Though the U.S. has concerns about Uganda's human rights record, President Bush thinks the nation deserves global attention for its program to curtail the spread of HIV/AIDS, reports CBS News White House Correspondent Mark Knoller. Mr. Bush calls Uganda's approach "visionary." It's known by the acronym "ABCD" — for advocating abstinence, being faithful to one's spouse and using condoms — or dying.
The president will meet Friday with President Yoweri Museveni and tour an AIDS clinic in Uganda, the fourth stop on his five-nation tour of the region of the world most seriously affected by AIDS. His trip ends Saturday in Nigeria.
Uganda, an Oregon-sized nation in east-central Africa, is a model for stemming its once spiraling rate of HIV infection. It stands in sharp contrast to Botswana — an earlier stop on the president's African journey — which is struggling with the world's highest HIV infection rate.
Mr. Bush's five-year AIDS plan is modeled after a program in Uganda, which stresses abstinence, monogamy and condom use.
President Bush spent several hours Thursday in Botswana where almost four of 10 adults carry the AIDS virus. The country recently launched a public program to give free AIDS drugs and treatment to anyone who needs them, a first-of-its-kind effort in Africa.
"The people of this nation have the courage and the resolve to defeat this disease and you will have a partner in the United States of America," Mr. Bush said to applause Thursday before lunch with Botswana's President Festus Mogae.
"This is the deadliest enemy Africa has ever faced and you will not face this alone."

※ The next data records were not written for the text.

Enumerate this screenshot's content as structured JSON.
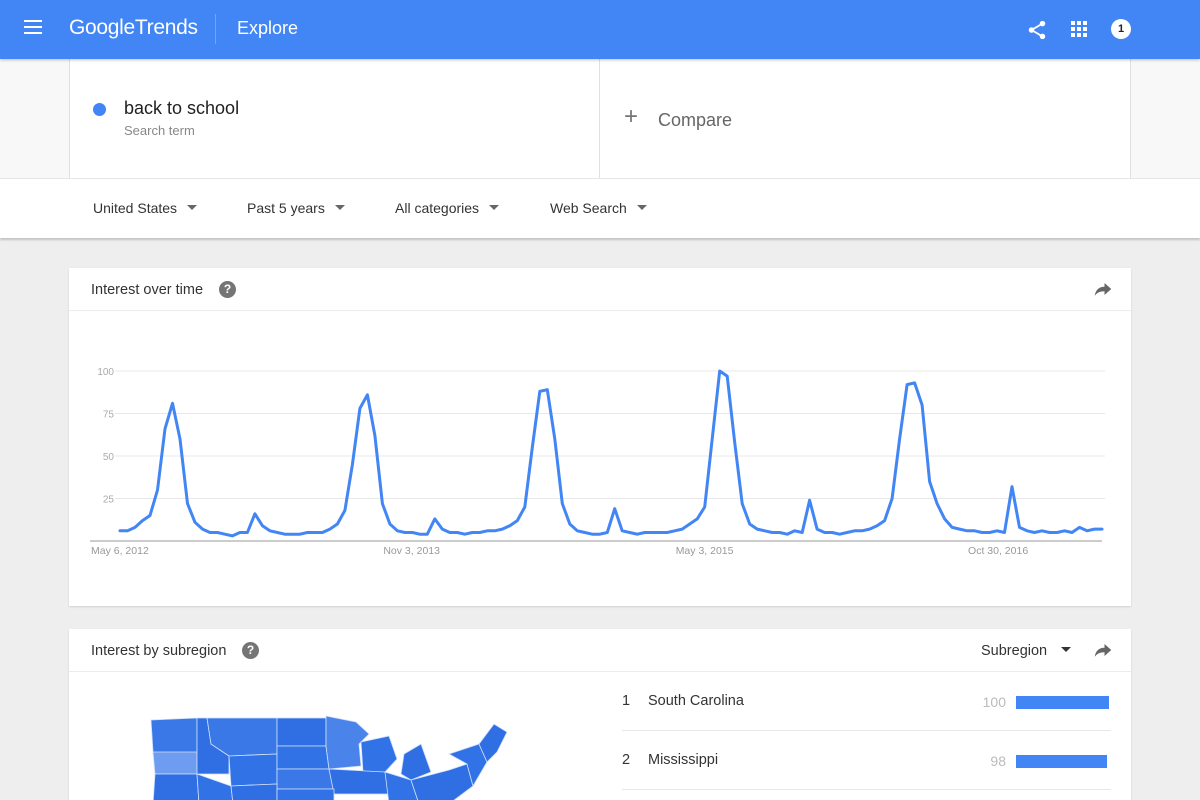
{
  "app": {
    "brand": "Google Trends",
    "brand_google": "Google",
    "brand_trends": "Trends",
    "section": "Explore",
    "account_badge": "1",
    "accent_color": "#4285f4"
  },
  "search": {
    "term": "back to school",
    "term_type": "Search term",
    "term_color": "#4285f4",
    "compare_icon": "+",
    "compare_label": "Compare"
  },
  "filters": [
    {
      "label": "United States"
    },
    {
      "label": "Past 5 years"
    },
    {
      "label": "All categories"
    },
    {
      "label": "Web Search"
    }
  ],
  "interest_over_time": {
    "title": "Interest over time",
    "help_icon": "?"
  },
  "interest_by_subregion": {
    "title": "Interest by subregion",
    "help_icon": "?",
    "resolution_select": "Subregion",
    "rows": [
      {
        "rank": "1",
        "name": "South Carolina",
        "value": "100",
        "fraction": 1.0
      },
      {
        "rank": "2",
        "name": "Mississippi",
        "value": "98",
        "fraction": 0.98
      }
    ]
  },
  "chart_data": {
    "type": "line",
    "title": "Interest over time",
    "xlabel": "",
    "ylabel": "",
    "ylim": [
      0,
      100
    ],
    "yticks": [
      25,
      50,
      75,
      100
    ],
    "ytick_labels": [
      "25",
      "50",
      "75",
      "100"
    ],
    "xtick_labels": [
      "May 6, 2012",
      "Nov 3, 2013",
      "May 3, 2015",
      "Oct 30, 2016"
    ],
    "xtick_index": [
      0,
      78,
      156,
      234
    ],
    "grid": true,
    "legend": "none",
    "series": [
      {
        "name": "back to school",
        "color": "#4285f4",
        "interval": "2 weeks",
        "start": "May 6, 2012",
        "values": [
          6,
          6,
          8,
          12,
          15,
          30,
          66,
          81,
          60,
          22,
          11,
          7,
          5,
          5,
          4,
          3,
          5,
          5,
          16,
          9,
          6,
          5,
          4,
          4,
          4,
          5,
          5,
          5,
          7,
          10,
          18,
          45,
          78,
          86,
          62,
          22,
          10,
          6,
          5,
          5,
          4,
          4,
          13,
          7,
          5,
          5,
          4,
          5,
          5,
          6,
          6,
          7,
          9,
          12,
          20,
          55,
          88,
          89,
          60,
          22,
          10,
          6,
          5,
          4,
          4,
          5,
          19,
          6,
          5,
          4,
          5,
          5,
          5,
          5,
          6,
          7,
          10,
          13,
          20,
          60,
          100,
          97,
          58,
          22,
          10,
          7,
          6,
          5,
          5,
          4,
          6,
          5,
          24,
          7,
          5,
          5,
          4,
          5,
          6,
          6,
          7,
          9,
          12,
          25,
          60,
          92,
          93,
          80,
          35,
          22,
          13,
          8,
          7,
          6,
          6,
          5,
          5,
          6,
          5,
          32,
          8,
          6,
          5,
          6,
          5,
          5,
          6,
          5,
          8,
          6,
          7,
          7
        ]
      }
    ]
  }
}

The Uganda of today is a far cry from what it was under crackpot dictator Idi Amin, reports Knoller, despite the concern about human rights practices. President Bush has established a cordial relationship with Museveni, one of the few African leaders to back Mr. Bush on going to war in Iraq.
Uganda has managed to put the brakes on a rising HIV infection rate that had decimated the country in the 1980s and 1990s. About 1 million Ugandans are infected, out of a total population of 24 million.
A massive public education campaign helped drop the infection rate to about 5 percent. Condom use is widespread, the average age of first sexual contact has been raised and the average number of sexual partners has been reduced.
"We made it our highest priority to convince our people to return to their traditional values of chastity and faithfulness or, failing that, to use condoms," Museveni told drug company executives in Washington last month. "The alternative was decimation."
Prevention is affordable but drugs to treat the infected are not. They cost about $26 a month, while Uganda spends about $3.50 on health care per citizen annually.
First Lady Laura Bush, who is accompanying her husband on his African trip, met Thursday with HIV-positive children a center in Botswana's capital of Gaborone where they and their parents are treated, counseled and given free AIDS drugs.
The U.S. aid is "showing people here what the real face of America is like, the compassion that Americans have for the people here who are suffering with AIDS," she said, sitting between two 9-year-olds with HIV.
Mr. Bush's $15 billion AIDS plan would target prevention and treatment assistance to a total of 14 hard-hit countries — two in the Caribbean and a dozen in Africa. In Washington on Thursday, a House panel has approved only two-thirds of the $3 billion it had authorized for the first year of the president's battle plan for global AIDS.
Administration officials have said they can live with the cutback, but Democrats and AIDS activists say U.S. credibility would suffer if Congress does not allot the full $3 billion called for by law.
Secretary of State Colin Powell told reporters in Pretoria on Thursday that the administration will be aggressive in making sure that whatever money Congress appropriates for Mr. Bush's AIDS proposal goes for "worthwhile programs that deal with education, deal with teaching young people to abstain, be faithful (and) use contraceptives."
"We're only going to be investing in those programs that will have a demonstrated payoff and we can see results," Powell said.
Turning to another crisis in Africa, Powell said the president is likely to decide within days on the role the United States will play in enforcing a cease-fire in Liberia, nation on the west coast of the continent that is embroiled in brutal civil unrest.
He said peacekeeping troops from West African nations should lead the way into Liberia, with the United States providing mostly support at first.
West African nations plan to send an initial contingent of 1,000 troops within the next two weeks and are asking the United States to contribute 1,500 troops to the force.